Walk #23

17 January 2005
3:24 pm to 4:24 pm
Heads: 48
Tails: 43
Intersections: 59
Ending point: corner of Beekman Street and Front Street
Latitude/longitude: 40:42:25.726N/74:00:9.990W
Distance from home: 0.5764 miles
Literature received: J&R (“New York’s largest & top rated discount home entertainment & computer mega store”)
Coin: 1983 P quarter

On a cold cold day, I found myself walking at twice my normal pace, as if I could outrun the freezing temperature. I started by flipping five heads in a row–as I went around the block, I passed by a couple arguing in an Eastern European language.

I wandered around east of Broadway. I passed by the Jubilee supermarket, which had small displays of food in their windows, with dramatic lighting and purple fabric. This presentation worked well with fresh produce and seemed kind of silly with protein bars.

I kept wiggling east until I ended up by the Peck Slip post office, an ever-popular location for me. The intense cold meant that the city felt transformed and depopulated. People weren’t walking around bundled up; they were staying inside. I looped around and headed halfway home, then turned around and headed right back for Peck Slip.

A young black man with a French-African accent asked me where Pier 17 was. I didn’t remember that was another name for the South Street Seaport, but I pointed him in the right direction anyway. I continued on to the water–not a desirable destination in this weather–and then down past the stinky fish markets to the Seaport, flipping seven tails in a row that sent me right back to the Seaport. I passed by a Chinese couple with two enormous carts, piled high with bags of empty cans and bottles. It looked like they had made the ad-hoc trash-picking of many homeless people into a professional endeavor.
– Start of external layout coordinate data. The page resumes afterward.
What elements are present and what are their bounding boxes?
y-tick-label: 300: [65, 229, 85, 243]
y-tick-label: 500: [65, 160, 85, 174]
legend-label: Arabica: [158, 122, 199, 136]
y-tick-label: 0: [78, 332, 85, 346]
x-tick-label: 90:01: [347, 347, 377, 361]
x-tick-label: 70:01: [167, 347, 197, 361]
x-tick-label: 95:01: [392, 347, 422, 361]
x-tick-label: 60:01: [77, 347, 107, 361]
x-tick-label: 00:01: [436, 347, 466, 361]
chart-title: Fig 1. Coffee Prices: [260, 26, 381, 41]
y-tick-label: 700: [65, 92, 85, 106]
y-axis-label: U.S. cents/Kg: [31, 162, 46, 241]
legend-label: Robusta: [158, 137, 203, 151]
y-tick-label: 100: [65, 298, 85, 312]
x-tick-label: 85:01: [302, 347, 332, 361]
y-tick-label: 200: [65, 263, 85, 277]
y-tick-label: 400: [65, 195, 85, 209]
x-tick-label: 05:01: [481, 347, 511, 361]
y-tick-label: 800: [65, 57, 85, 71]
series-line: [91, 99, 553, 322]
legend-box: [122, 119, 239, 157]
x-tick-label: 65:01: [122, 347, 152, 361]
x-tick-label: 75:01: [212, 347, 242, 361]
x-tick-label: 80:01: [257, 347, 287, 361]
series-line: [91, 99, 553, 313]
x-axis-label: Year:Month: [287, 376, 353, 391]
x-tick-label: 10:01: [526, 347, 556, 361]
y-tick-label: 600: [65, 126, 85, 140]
When I got to the Seaport, I proceeded to flip heads eleven times in a row. I walked around the perimeter three times, passing the glittering shops inside in favor of the hard steel water and the view of three bridges. As I flipped a coin that would have sent me on yet another loop, a passerby shouted “Heads!” That seemed to break the chain–it was tails, I told him, and walked away from the water.